Luke Ditria's Raspberry Pi Bird-Spotting Camera Now Handles Long-Term Solar Operation

Maker Luke Ditria has once again revisited his Raspberry Pi Zero 2 W-powered bird-spotting wildlife camera project, this time upgrading it with a 3D-printed enclosure and a solar panel with custom-designed photovoltaic HAT add-on for full off-grid operation.

"I started this project last year and I've made a few videos about the previous versions, but I'm back and with some pretty big updates," Ditria says of the project's evolution. "The device is still built around Raspberry Pi's so-called AI Camera, which uses the Sony IMX500 intelligent image sensor. This sensor integrates a camera and a small neural network accelerator into a single chip, letting you run a small neural network model directly on the camera itself to process images at up to 30 frames a second. I've been using this sort of edge-compute AI detection for some time now, primarily for autonomously detecting and identifying wildlife."

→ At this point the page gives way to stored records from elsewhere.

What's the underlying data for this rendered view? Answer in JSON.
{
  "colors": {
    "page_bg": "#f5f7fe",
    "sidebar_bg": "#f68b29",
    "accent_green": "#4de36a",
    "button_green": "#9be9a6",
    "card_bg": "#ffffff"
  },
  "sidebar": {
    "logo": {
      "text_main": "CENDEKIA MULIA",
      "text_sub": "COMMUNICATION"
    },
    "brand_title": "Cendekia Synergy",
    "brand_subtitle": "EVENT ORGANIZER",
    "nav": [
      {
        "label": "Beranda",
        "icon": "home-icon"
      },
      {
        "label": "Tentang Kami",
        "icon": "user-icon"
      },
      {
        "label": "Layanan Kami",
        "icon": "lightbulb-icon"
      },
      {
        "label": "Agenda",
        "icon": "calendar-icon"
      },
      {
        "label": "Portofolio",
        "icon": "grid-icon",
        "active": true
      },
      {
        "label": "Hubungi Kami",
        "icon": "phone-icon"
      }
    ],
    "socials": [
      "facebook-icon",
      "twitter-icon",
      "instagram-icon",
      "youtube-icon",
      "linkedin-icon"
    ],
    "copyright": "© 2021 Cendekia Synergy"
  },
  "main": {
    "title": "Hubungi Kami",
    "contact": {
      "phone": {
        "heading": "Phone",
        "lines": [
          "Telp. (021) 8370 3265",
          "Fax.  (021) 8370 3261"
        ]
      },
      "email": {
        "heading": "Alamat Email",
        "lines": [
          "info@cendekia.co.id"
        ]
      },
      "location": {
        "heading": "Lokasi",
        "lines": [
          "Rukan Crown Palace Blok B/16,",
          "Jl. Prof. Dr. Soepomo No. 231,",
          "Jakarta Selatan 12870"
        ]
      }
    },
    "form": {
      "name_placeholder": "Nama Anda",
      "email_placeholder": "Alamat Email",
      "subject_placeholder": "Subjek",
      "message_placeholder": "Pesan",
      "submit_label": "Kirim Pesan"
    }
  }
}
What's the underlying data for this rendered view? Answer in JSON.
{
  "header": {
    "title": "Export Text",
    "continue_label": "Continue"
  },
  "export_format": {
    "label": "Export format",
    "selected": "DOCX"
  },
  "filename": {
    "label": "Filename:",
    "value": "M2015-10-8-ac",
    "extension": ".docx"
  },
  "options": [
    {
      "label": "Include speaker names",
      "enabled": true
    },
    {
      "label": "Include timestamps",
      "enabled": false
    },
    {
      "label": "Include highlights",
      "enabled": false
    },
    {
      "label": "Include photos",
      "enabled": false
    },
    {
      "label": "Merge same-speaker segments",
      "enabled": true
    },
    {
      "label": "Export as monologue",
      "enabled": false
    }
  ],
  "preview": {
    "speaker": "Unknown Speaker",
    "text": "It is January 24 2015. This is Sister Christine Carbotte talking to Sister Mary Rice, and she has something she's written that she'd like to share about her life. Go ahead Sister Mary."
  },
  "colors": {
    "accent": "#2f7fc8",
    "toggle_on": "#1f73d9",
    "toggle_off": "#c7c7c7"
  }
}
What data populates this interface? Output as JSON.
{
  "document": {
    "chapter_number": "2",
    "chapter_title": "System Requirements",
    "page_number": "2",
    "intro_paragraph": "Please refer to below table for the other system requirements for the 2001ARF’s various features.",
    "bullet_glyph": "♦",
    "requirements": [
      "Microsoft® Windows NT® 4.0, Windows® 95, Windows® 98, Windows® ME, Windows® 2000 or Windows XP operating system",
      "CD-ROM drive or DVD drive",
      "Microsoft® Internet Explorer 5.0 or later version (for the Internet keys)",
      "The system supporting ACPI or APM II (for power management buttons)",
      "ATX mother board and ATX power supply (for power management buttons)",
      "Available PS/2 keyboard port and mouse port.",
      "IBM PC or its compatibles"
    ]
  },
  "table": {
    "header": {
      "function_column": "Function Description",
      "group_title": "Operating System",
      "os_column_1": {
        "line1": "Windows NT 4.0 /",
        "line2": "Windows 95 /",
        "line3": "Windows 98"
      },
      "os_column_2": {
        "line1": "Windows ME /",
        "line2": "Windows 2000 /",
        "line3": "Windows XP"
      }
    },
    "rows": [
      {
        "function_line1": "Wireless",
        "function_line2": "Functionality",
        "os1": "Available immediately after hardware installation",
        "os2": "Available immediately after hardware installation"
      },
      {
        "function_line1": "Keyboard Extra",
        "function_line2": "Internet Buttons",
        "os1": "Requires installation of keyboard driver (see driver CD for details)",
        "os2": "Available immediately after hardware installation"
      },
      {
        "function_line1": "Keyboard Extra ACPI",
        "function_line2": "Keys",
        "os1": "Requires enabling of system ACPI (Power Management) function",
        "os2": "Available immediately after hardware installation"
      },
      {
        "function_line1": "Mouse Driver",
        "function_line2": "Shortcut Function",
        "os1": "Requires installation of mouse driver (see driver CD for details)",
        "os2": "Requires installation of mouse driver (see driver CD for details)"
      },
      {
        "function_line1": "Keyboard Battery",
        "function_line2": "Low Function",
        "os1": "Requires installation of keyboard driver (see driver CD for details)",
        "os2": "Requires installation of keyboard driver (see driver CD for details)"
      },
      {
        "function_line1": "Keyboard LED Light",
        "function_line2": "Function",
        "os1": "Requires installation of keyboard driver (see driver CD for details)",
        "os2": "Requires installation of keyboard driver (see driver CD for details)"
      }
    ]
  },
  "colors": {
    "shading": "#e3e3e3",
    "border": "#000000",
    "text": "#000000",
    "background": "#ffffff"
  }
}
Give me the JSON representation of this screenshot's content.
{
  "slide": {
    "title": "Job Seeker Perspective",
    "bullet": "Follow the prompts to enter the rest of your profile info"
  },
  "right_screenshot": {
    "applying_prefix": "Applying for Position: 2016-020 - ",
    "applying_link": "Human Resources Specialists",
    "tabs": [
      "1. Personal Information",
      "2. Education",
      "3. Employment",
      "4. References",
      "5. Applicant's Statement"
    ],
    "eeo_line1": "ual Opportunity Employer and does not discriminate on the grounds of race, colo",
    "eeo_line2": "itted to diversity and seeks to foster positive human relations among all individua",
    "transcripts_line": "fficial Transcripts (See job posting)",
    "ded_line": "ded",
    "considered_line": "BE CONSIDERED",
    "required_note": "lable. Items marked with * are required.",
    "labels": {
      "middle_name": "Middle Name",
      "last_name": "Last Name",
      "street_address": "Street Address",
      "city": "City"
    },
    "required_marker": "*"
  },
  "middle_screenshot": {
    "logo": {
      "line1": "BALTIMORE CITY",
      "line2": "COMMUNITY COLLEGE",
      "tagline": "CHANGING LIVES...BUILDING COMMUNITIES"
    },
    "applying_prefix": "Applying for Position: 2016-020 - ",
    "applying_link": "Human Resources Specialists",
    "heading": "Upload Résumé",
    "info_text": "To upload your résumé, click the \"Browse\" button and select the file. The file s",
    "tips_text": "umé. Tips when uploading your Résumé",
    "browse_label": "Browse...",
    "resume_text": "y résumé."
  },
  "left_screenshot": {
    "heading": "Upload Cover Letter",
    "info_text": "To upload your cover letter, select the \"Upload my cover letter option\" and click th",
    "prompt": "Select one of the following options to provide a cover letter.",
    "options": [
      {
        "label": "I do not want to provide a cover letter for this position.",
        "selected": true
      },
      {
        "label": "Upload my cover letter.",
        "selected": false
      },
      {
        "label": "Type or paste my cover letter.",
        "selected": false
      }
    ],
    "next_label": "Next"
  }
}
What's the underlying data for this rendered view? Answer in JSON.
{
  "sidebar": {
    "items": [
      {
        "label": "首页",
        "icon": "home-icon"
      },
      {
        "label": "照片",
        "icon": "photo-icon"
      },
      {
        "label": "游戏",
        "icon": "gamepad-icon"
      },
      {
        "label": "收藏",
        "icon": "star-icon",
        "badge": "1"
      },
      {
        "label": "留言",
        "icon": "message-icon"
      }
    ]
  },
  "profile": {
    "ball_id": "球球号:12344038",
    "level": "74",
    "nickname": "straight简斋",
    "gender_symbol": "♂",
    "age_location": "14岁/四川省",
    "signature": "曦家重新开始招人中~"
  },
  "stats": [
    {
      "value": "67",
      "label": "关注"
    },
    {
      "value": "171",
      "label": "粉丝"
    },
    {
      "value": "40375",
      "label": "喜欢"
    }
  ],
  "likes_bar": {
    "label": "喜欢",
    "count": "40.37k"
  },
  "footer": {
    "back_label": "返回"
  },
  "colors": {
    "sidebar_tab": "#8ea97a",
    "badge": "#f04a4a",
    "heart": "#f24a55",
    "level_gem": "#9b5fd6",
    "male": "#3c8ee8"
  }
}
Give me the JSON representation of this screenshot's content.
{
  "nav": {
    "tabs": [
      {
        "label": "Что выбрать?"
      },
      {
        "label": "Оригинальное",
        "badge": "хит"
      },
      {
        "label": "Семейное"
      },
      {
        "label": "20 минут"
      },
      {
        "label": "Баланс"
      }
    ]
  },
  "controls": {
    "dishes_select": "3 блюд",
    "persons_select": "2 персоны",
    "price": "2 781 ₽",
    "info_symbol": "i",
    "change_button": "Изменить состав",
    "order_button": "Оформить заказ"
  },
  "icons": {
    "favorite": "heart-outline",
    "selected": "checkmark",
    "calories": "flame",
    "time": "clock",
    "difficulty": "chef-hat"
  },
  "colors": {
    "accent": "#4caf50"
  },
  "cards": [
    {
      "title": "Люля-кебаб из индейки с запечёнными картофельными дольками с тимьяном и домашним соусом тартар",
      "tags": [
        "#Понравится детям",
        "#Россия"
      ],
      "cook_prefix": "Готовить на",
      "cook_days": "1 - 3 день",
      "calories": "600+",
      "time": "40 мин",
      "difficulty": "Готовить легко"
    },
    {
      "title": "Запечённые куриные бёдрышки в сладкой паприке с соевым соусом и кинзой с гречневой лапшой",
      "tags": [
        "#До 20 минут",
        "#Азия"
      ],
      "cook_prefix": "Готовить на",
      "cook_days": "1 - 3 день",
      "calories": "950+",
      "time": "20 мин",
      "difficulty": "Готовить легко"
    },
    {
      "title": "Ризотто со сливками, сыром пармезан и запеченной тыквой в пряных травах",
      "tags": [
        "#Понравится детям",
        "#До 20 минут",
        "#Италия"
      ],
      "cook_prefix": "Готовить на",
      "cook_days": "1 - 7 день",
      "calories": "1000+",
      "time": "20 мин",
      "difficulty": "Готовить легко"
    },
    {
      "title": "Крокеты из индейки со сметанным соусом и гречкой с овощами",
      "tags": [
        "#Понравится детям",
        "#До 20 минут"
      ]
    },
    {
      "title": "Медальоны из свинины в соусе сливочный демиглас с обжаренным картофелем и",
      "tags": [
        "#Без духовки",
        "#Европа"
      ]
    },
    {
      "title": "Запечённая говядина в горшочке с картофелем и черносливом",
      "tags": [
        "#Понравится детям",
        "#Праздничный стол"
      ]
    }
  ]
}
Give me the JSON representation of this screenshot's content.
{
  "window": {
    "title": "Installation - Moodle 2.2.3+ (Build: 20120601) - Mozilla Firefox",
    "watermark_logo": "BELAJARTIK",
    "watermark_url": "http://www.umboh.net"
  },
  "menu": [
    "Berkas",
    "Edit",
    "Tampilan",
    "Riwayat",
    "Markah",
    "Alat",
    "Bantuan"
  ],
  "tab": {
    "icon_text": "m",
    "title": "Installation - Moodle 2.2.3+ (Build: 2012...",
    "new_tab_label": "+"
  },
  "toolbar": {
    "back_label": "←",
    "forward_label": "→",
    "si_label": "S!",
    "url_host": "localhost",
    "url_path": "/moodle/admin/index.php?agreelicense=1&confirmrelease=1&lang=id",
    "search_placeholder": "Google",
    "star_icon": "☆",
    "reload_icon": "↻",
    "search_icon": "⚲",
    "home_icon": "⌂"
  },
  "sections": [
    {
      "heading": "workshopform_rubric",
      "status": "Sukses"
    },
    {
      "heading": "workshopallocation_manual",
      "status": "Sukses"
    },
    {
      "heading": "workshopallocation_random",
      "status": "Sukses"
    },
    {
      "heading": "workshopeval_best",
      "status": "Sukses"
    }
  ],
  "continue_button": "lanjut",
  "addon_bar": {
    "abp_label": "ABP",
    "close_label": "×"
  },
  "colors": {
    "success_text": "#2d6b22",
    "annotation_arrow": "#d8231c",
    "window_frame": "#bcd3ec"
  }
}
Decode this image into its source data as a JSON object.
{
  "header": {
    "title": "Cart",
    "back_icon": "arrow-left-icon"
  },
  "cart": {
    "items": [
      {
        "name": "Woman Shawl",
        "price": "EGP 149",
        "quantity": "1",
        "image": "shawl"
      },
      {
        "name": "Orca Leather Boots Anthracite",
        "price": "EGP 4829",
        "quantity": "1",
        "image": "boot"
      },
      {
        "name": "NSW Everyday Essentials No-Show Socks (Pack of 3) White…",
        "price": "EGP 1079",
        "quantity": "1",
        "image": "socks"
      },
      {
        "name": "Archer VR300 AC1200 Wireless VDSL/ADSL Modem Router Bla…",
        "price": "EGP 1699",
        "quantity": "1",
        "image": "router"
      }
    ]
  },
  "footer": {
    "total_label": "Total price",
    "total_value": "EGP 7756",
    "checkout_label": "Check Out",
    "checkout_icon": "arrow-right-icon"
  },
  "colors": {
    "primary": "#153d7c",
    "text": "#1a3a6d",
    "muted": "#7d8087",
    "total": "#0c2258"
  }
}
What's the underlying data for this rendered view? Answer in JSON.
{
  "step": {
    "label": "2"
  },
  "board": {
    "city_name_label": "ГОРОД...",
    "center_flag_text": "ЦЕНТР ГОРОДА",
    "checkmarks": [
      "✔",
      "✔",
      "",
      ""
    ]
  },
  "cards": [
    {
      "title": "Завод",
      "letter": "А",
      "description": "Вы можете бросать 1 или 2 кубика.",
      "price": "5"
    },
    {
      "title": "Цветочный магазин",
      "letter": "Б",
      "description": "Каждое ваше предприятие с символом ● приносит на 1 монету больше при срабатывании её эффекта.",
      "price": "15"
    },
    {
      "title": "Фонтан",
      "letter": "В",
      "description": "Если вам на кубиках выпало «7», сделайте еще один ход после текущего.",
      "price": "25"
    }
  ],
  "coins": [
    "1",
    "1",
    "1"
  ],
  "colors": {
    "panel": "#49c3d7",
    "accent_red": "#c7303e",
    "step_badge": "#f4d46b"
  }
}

The first version of Ditria's autonomous wildlife camera was unveiled a year ago, using a Raspberry Pi 5 single-board computer and the Raspberry Pi AI HAT+ Hailo-based accelerator board to run a custom-trained You Only Look Once (YOLO)-based neural network model designed to recognize around 30 different birds. The first major revision to the project shrunk both the power and space requirements considerably, swapping the Raspberry Pi 5 out for the smaller and cheaper Raspberry Pi Zero 2 W and shifting the neural model to the Raspberry Pi AI Camera's Sony IMX500 image sensor while dropping the solar panel entirely.

The latest version effectively combines the two, using the same Raspberry Pi Zero 2 W and Raspberry Pi AI Camera but with a return to solar charging rather than relying on manual intervention. "[The last version] could operate through daylight hours before being taken back inside to charge," Ditria notes. "Having to collect it and charge it and remember to put it outside every night was annoying." A large solar panel handled the energy harvesting, but off-the-shelf solutions for getting that into a battery and the Raspberry Pi proved inadequate — leading to Ditria and a friend to design their own Hardware Attached on Top (HAT) add-on, the PV Pi.

"It has true maximum power-point tracking [and] battery charging up to a peak of 10A for 12V lithium-iron-phosophate [LiFePO₄] battery packs, which means this caps out at about 140W of charging with sufficient cooling," Ditria says of the PV Pi HAT. "As for the solar input, the PV Pi works with 12V and most 24V solar panels, so it's quite flexible. And, importantly for remote Raspberry Pi projects, it can communicate directly with the Raspberry Pi to report things like battery voltage and charge current, and also has a real-time clock for power scheduling and more."

For the neural network model, Ditria trained it for 52 local species to minimize false positives. "I collected and labeled a bunch of images from online sources," he explains, "and then trained and exported a YOLO-11N [object detection] model. I've also included that bird model in my GitHub repo, that's exported and ready to run on the [Sony] IMX500 camera [module]."

Project source code is available on GitHub under an unspecified open-source license; 3D print files for the enclosure are available on Maker World under the site's Standard Digital File License.